My focus on resilience began during my tenure at The Berkana Institute, where I worked to support pioneering leaders who were walking out of organizations and systems that were failing to contribute to the common good—and walking on to build resilient communities. These leaders are the subject of my award-winning book, Walk Out Walk On: A Learning Journey into Communities Daring to Live the Future Now, co-authored with Margaret Wheatley.
During my book tour, I found myself telling stories again and again about how it is through intimacy with place that we create the conditions for lasting change. Nearly every time, someone would ask, “So what are you doing at home?” And I had no answer to give.
All that changed in 2013 when I returned to Boston to build an urban learning center modeled after the pioneering leaders I wrote about.

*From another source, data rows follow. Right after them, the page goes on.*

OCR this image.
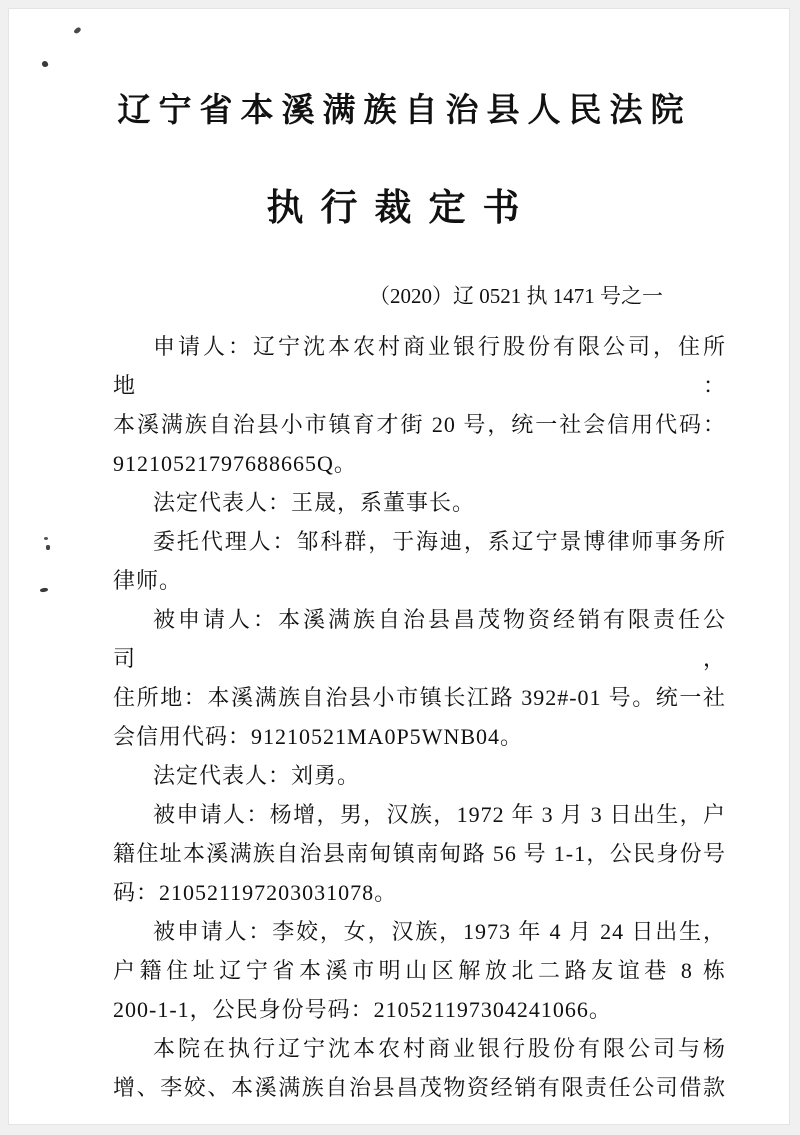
辽宁省本溪满族自治县人民法院
执行裁定书
（2020）辽 0521 执 1471 号之一
申请人：辽宁沈本农村商业银行股份有限公司，住所地：
本溪满族自治县小市镇育才街 20 号，统一社会信用代码：
91210521797688665Q。
法定代表人：王晟，系董事长。
委托代理人：邹科群，于海迪，系辽宁景博律师事务所
律师。
被申请人：本溪满族自治县昌茂物资经销有限责任公司，
住所地：本溪满族自治县小市镇长江路 392#-01 号。统一社
会信用代码：91210521MA0P5WNB04。
法定代表人：刘勇。
被申请人：杨增，男，汉族，1972 年 3 月 3 日出生，户
籍住址本溪满族自治县南甸镇南甸路 56 号 1-1，公民身份号
码：210521197203031078。
被申请人：李姣，女，汉族，1973 年 4 月 24 日出生，
户籍住址辽宁省本溪市明山区解放北二路友谊巷 8 栋
200-1-1，公民身份号码：210521197304241066。
本院在执行辽宁沈本农村商业银行股份有限公司与杨
增、李姣、本溪满族自治县昌茂物资经销有限责任公司借款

The Old Oak Dojo in Jamaica Plain, MA, is now my home and host to many friends, neighbors, organizers and activists who share a commitment to creating equitable and inclusive communities. In that same year, I co-founded the Boston Impact Initiative, an impact investing fund working to build a future where entrepreneurs of color and their communities have the financial, social and political power to create a sustainable, inclusive and equitable economy for generations to come.

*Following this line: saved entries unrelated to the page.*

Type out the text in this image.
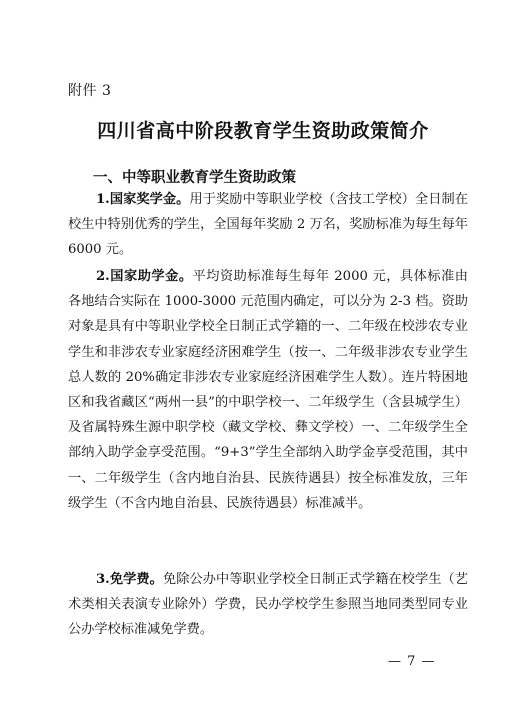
附件 3
四川省高中阶段教育学生资助政策简介
一、中等职业教育学生资助政策
1.国家奖学金。用于奖励中等职业学校（含技工学校）全日制在校生中特别优秀的学生，全国每年奖励 2 万名，奖励标准为每生每年 6000 元。
2.国家助学金。平均资助标准每生每年 2000 元，具体标准由各地结合实际在 1000-3000 元范围内确定，可以分为 2-3 档。资助对象是具有中等职业学校全日制正式学籍的一、二年级在校涉农专业学生和非涉农专业家庭经济困难学生（按一、二年级非涉农专业学生总人数的 20%确定非涉农专业家庭经济困难学生人数）。连片特困地区和我省藏区“两州一县”的中职学校一、二年级学生（含县城学生）及省属特殊生源中职学校（藏文学校、彝文学校）一、二年级学生全部纳入助学金享受范围。“9+3”学生全部纳入助学金享受范围，其中一、二年级学生（含内地自治县、民族待遇县）按全标准发放，三年级学生（不含内地自治县、民族待遇县）标准减半。
3.免学费。免除公办中等职业学校全日制正式学籍在校学生（艺术类相关表演专业除外）学费，民办学校学生参照当地同类型同专业公办学校标准减免学费。
— 7 —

I am happy to report that I completed the process of founder succession a decade later in December 2023. The organization is today in the incredibly capable and caring hands of the BII team. I spent a few years teaching what we learned at BII about Community-Based Investing as a Professor of the Practice at Tufts University through its Certificate of Impact and Sustainable Investing. I also co-founded Unlock Ownership, a multi-donor DAF (donor advised fund) that accelerates the development of equitable asset ownership through grants and investments.
And when I’m not thinking about systems change and resilient communities, you can find me hiking with my dog, backcountry skiing, writing songs or tango dancing.